Backups Made Interesting For A Network Geek
The presentation began and they mentioned something in their version 7 software that caught my attention. They have built WAN optimization into version 7. Most of us in the networking world are familiar with WAN optimization as a technology. If you are not, I made this video a while back that explains it in the general sense:
Now that we understand WAN optimization as a technology, let’s see what makes Veeam’s implementation unique. First, this is an organic build of WAN optimization on their part. In other words, they didn’t license the technology from another vendor. They built it themselves. Second, while general WAN optimization involves some sort of data deduplication, it happens with no insight into what is coming. Granted, you could seed certain files across the WAN link if you know that data is going to be needed regularly, but typically that isn’t the case.
With Veeam, they are able to see what is coming and gain some additional efficiency in the data transfers themselves. Imagine that you have several days or weeks worth of backups managed by Veeam at your DR or backup site. As you backup more data across the WAN, there is a good chance that some of it might be duplicates of things that already exist at the remote site. Instead of simply relying on the limited WAN optimization cache from another vendor’s solution that may involve other data in addition to backup data from Veeam, they are able to use the Veeam backup repository to seed that cache on both ends of the connection.

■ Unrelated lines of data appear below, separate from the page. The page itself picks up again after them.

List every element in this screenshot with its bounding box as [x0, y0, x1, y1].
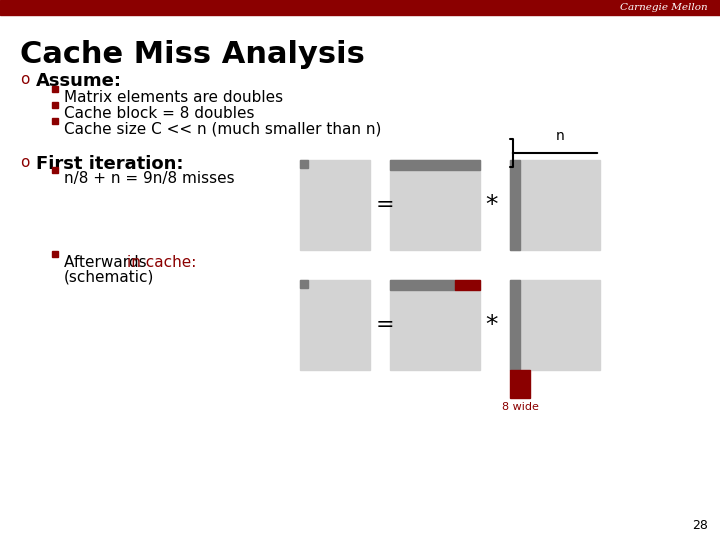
Bar [300, 280, 370, 370]
Text: n: n [556, 129, 564, 143]
Bar [390, 280, 480, 370]
Text: Carnegie Mellon: Carnegie Mellon [621, 3, 708, 12]
Bar [52, 86, 58, 92]
Text: First iteration:: First iteration: [36, 155, 184, 173]
Bar [52, 118, 58, 124]
Text: (schematic): (schematic) [64, 270, 154, 285]
Text: =: = [376, 195, 395, 215]
Text: o: o [20, 72, 30, 87]
Bar [300, 160, 370, 250]
Bar [52, 251, 58, 257]
Bar [300, 280, 308, 288]
Bar [390, 280, 455, 290]
Text: o: o [20, 155, 30, 170]
Text: 28: 28 [692, 519, 708, 532]
Bar [510, 280, 520, 370]
Text: Cache Miss Analysis: Cache Miss Analysis [20, 40, 365, 69]
Text: Cache block = 8 doubles: Cache block = 8 doubles [64, 106, 254, 121]
Bar [52, 167, 58, 173]
Bar [52, 102, 58, 108]
Text: *: * [486, 313, 498, 337]
Bar [0, 0, 720, 15]
Text: Afterwards: Afterwards [64, 255, 151, 270]
Text: 8 wide: 8 wide [502, 402, 539, 412]
Bar [390, 160, 480, 250]
Text: Matrix elements are doubles: Matrix elements are doubles [64, 90, 283, 105]
Text: *: * [486, 193, 498, 217]
Bar [510, 160, 600, 250]
Bar [300, 160, 308, 168]
Bar [510, 160, 520, 250]
Bar [510, 280, 600, 370]
Text: Cache size C << n (much smaller than n): Cache size C << n (much smaller than n) [64, 122, 382, 137]
Bar [390, 160, 480, 170]
Text: Assume:: Assume: [36, 72, 122, 90]
Bar [510, 370, 530, 398]
Bar [455, 280, 480, 290]
Text: n/8 + n = 9n/8 misses: n/8 + n = 9n/8 misses [64, 171, 235, 186]
Text: =: = [376, 315, 395, 335]
Text: in cache:: in cache: [127, 255, 197, 270]
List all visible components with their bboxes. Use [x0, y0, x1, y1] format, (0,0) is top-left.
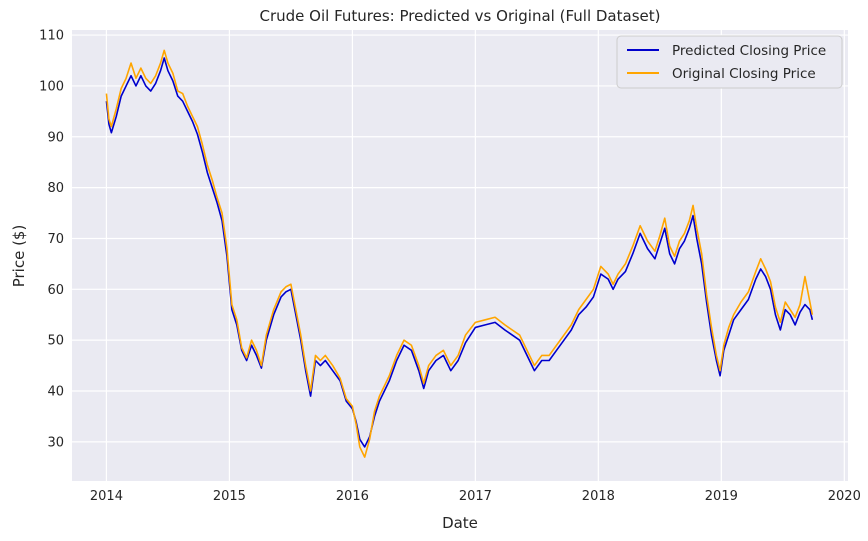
y-tick-label: 110 [39, 29, 64, 44]
plot-area [72, 30, 848, 481]
y-tick-label: 80 [47, 181, 64, 196]
y-axis-label: Price ($) [10, 225, 28, 288]
x-tick-label: 2014 [90, 489, 123, 504]
series-line-predicted [105, 57, 814, 448]
tick-labels: 30 40 50 60 70 80 90 100 110 2014 2015 2016 2017 2018… [39, 29, 861, 504]
chart-title: Crude Oil Futures: Predicted vs Original… [260, 7, 661, 25]
y-tick-label: 40 [47, 385, 64, 400]
y-tick-label: 60 [47, 283, 64, 298]
grid [72, 30, 848, 481]
y-tick-label: 100 [39, 79, 64, 94]
legend-label-original: Original Closing Price [672, 66, 816, 82]
y-tick-label: 50 [47, 334, 64, 349]
x-tick-label: 2015 [213, 489, 246, 504]
legend-box [616, 35, 843, 89]
y-tick-label: 30 [47, 435, 64, 450]
x-tick-label: 2017 [459, 489, 492, 504]
legend: Predicted Closing Price Original Closing… [616, 35, 843, 89]
x-axis-label: Date [442, 514, 478, 532]
x-tick-label: 2016 [336, 489, 369, 504]
x-tick-label: 2018 [582, 489, 615, 504]
series-line-original [105, 49, 814, 458]
y-tick-label: 90 [47, 130, 64, 145]
x-tick-label: 2019 [705, 489, 738, 504]
y-tick-label: 70 [47, 232, 64, 247]
series-layer [105, 49, 814, 458]
legend-label-predicted: Predicted Closing Price [672, 43, 826, 59]
x-tick-label: 2020 [828, 489, 861, 504]
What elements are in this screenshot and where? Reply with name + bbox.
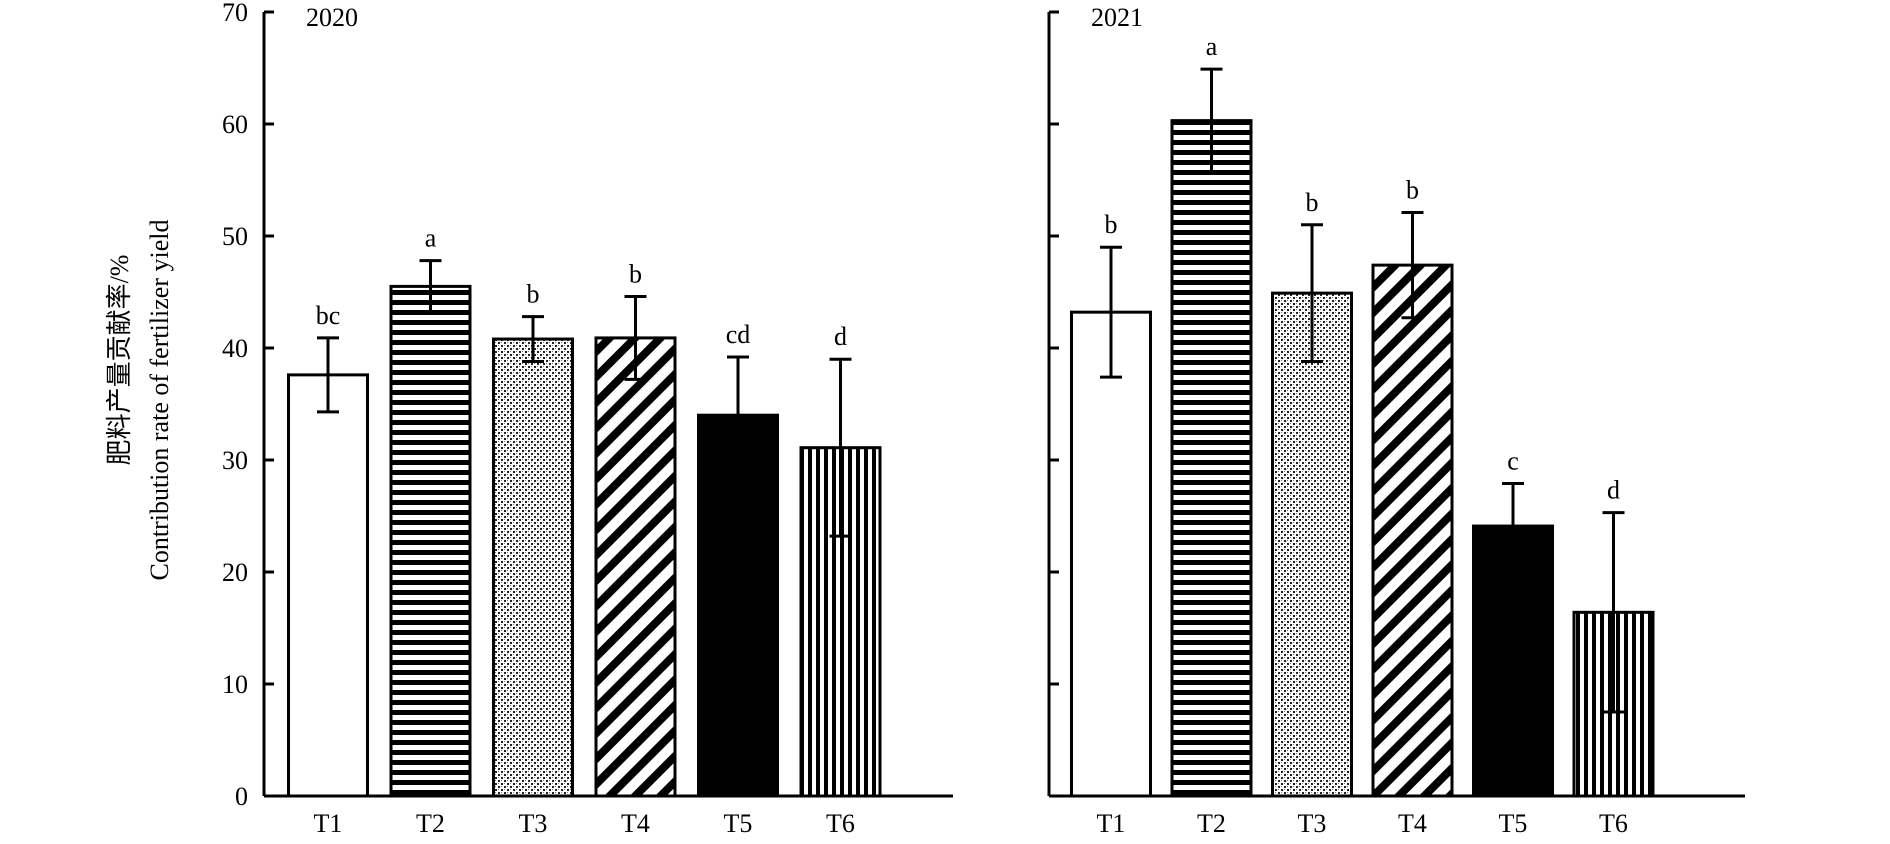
bar-T1 (287, 373, 369, 798)
x-tick-label: T1 (1097, 809, 1126, 838)
significance-label: c (1507, 447, 1519, 476)
x-tick-label: T2 (1197, 809, 1226, 838)
bar-T5 (697, 413, 779, 798)
y-axis-title-en: Contribution rate of fertilizer yield (145, 220, 174, 581)
y-tick-label: 30 (222, 446, 248, 475)
x-tick-label: T6 (826, 809, 855, 838)
x-tick-label: T3 (1298, 809, 1327, 838)
x-tick-label: T4 (1398, 809, 1427, 838)
panel-label: 2020 (306, 3, 358, 32)
x-tick-label: T4 (621, 809, 650, 838)
significance-label: b (1406, 175, 1419, 204)
significance-label: cd (726, 320, 751, 349)
y-tick-label: 40 (222, 334, 248, 363)
significance-label: a (425, 224, 437, 253)
significance-label: b (629, 259, 642, 288)
significance-label: d (1607, 476, 1620, 505)
y-axis-title-cn: 肥料产量贡献率/% (105, 255, 134, 466)
y-axis-title: 肥料产量贡献率/% Contribution rate of fertilize… (105, 220, 174, 581)
y-tick-label: 60 (222, 110, 248, 139)
y-tick-label: 50 (222, 222, 248, 251)
panel-label: 2021 (1091, 3, 1143, 32)
bar-T2 (389, 284, 472, 798)
bar-T3 (492, 337, 574, 798)
x-tick-label: T1 (314, 809, 343, 838)
x-tick-label: T2 (416, 809, 445, 838)
significance-label: b (1306, 188, 1319, 217)
y-tick-label: 0 (235, 782, 248, 811)
bar-T4 (1371, 263, 1454, 798)
y-tick-label: 10 (222, 670, 248, 699)
y-tick-label: 70 (222, 0, 248, 27)
x-tick-label: T5 (1499, 809, 1528, 838)
x-tick-label: T3 (519, 809, 548, 838)
bar-T1 (1070, 310, 1152, 798)
y-tick-label: 20 (222, 558, 248, 587)
bar-T3 (1271, 291, 1353, 798)
bar-T2 (1170, 119, 1253, 798)
bar-T4 (594, 336, 677, 798)
panel-2021: 2021 b T1 a T2 b T3 b T4 c T5 d T6 (1047, 3, 1745, 838)
significance-label: bc (316, 301, 341, 330)
significance-label: b (527, 280, 540, 309)
x-tick-label: T5 (724, 809, 753, 838)
significance-label: d (834, 322, 847, 351)
bar-T5 (1472, 524, 1554, 798)
significance-label: a (1206, 32, 1218, 61)
significance-label: b (1105, 210, 1118, 239)
x-tick-label: T6 (1599, 809, 1628, 838)
panel-2020: 0 10 20 30 40 50 60 70 2020 bc T1 a T2 b T3 b T4 cd T5 d T6 (222, 0, 953, 838)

Initially, you will have “cold transfers” that you cannot get around. However, once you have a decent backup repository built up on both ends, the efficiency of the backups themselves increase.
As another one of my fellow delegates Justin Warren points out in the Veeam presentation video linked below, this is the ideal use case for WAN optimization technology.
Here is the video of the presentation from Anton Gostev, Vice President of Product Management at Veeam. There are also comments from Rick Vanover and Doug Hazelman, who are Veeam folks as well.
Closing Thoughts
WAN Optimization as a technology is a hack designed to overcome the problems and limitations with protocols like TCP and other applications that weren’t necessarily designed with WAN links in mind. I am happy to see a vendor like Veeam incorporate a technology like this to make replication of backups happen quicker. You can check out all the new features of Veeam version 7 at their website here.
Disclaimer: My travel, lodging, and meals were covered by Veeam and other vendors as part of my participation in Tech Field Day 9. I was not asked to write anything about them. My standard disclaimer is found here.
Four another ‘network Guy’, would you élaborate on how Veeam WAN optimisation is different (and bettter) than rsync ?
-jpp
JPP,
My understanding of rsync is that it transfers files across a network using only the blocks or chunks that have changed and that it can use compression as well. I don’t believe it does any sort of TCP optimization like traditional WAN optimization solutions do. Veeam’s WAN op implementation does use TCP optimizations(inflated window sizes, etc) in addition to deduplication at the block level. Veeam also has a dedicated cache on both sides of the link to store the block level information, which helps with the warm transfers.